- Jeziorzany Location within Poland
- Coordinates: 51°36′8″N 22°16′37″E﻿ / ﻿51.60222°N 22.27694°E
- Country: Poland
- Voivodeship: Lublin
- County: Lubartów
- Gmina: Jeziorzany
- Elevation: 130 m (430 ft)
- Population (2011): 761
- Time zone: UTC+1 (CET)
- • Summer (DST): UTC+2 (CEST)
- Postal code: 21-146
- Area code: +48 81
- Car plates: LLB

= Jeziorzany, Lublin Voivodeship =

Village in Lublin Voivodeship, Poland

Jeziorzany (Polish: ), until 1965 called Łysobyki (Polish: ), is a village in Lubartów County, Lublin Voivodeship, in eastern Poland. It is the seat of its gmina, Gmina Jeziorzany. The village has a population of 761.

==History==
Originally, during the time of the Polish-Lithuanian Commonwealth, it was part of the village of Przytoczno in Stężyca Land, Sandomierz Voivodeship. In 1498, at the request of its landowner, Mikołaj of Ostrów, King John I Albert issued a privilege granting it town rights under the Magdeburg law. The town received permission to organize three fairs a year, a street market every few weeks, and to set up guilds for its burghers. However, the incorporation of the city failed, probably due to insufficient funds or the Tatar invasion in 1502.

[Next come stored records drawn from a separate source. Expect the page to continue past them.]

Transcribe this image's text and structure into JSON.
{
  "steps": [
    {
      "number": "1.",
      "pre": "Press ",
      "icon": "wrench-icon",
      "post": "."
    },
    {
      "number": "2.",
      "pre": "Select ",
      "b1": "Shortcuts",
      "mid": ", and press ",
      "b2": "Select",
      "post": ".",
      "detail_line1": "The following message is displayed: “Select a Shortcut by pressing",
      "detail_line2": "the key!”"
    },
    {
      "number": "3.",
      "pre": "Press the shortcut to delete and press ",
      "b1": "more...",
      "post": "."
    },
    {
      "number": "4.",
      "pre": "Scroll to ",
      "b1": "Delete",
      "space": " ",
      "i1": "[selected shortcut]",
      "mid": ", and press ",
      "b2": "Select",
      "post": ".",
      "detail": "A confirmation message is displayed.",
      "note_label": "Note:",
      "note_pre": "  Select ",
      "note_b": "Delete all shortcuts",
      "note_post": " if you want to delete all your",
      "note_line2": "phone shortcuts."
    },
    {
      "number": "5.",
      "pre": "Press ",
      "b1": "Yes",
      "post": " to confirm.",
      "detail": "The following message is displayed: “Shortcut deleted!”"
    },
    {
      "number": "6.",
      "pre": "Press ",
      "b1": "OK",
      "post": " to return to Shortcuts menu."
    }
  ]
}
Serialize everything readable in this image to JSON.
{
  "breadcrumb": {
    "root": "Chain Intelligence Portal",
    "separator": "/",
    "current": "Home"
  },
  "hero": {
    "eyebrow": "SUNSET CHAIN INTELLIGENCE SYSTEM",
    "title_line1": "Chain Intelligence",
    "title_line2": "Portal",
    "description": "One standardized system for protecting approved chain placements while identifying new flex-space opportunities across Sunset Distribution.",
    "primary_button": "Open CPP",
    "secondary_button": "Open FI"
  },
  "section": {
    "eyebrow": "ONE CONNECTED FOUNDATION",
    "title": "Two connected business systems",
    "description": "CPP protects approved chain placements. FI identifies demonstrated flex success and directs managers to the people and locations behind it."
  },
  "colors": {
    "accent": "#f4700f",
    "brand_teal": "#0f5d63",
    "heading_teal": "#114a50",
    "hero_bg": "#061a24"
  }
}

In 1530, King Sigismund I the Old gave the next landowner, Łukasz Zbąski, a confirmation of the old privilege. This enabled him to establish in 1533 a town called New Przytoczno on Wieliska, an island on the Wieprz. The name Łysobyki appeared in documents as early as 1564; however, until the end of the 16th century it was used alongside its former name. The Zbąski family established a Calvinist congregation there which existed as late as 1629, when Krzysztof Muzoniusz was mentioned as a pastor. The sixteenth-century street layout from that period has been preserved, with wooden houses with decorated shutters and porches.

After the Partitions, Łysobyki belonged to the Russian-controlled Congress Poland. A parish church was built there in 1797. In 1827, the town had 133 houses and 930 inhabitants. In 1831, during the November Uprising, a skirmish between Polish troops led by General Antoni Jankowski and Russian units took place there. The town was destroyed by a fire in 1859. In 1862 it had 62 houses and 1013 inhabitants, 356 of which were Jewish. In 1870 the Russians stripped Łysobyki of its town rights as part of repressions after the January Uprising. By the end of the 19th century it had a primary school, a commune office, 116 houses, and 1112 inhabitants. In 1915, retreating Russian troops set fire to the village, which mostly destroyed it.

During World War II, in 1942, Germans performed a mass execution of elderly and disabled Jewish residents south of the village, next to a road to Michów. Most of the remaining Jews were first resettled to Łuków and Michów, then to the Sobibór extermination camp.

In 1965, the name of the village was changed to Jeziorzany.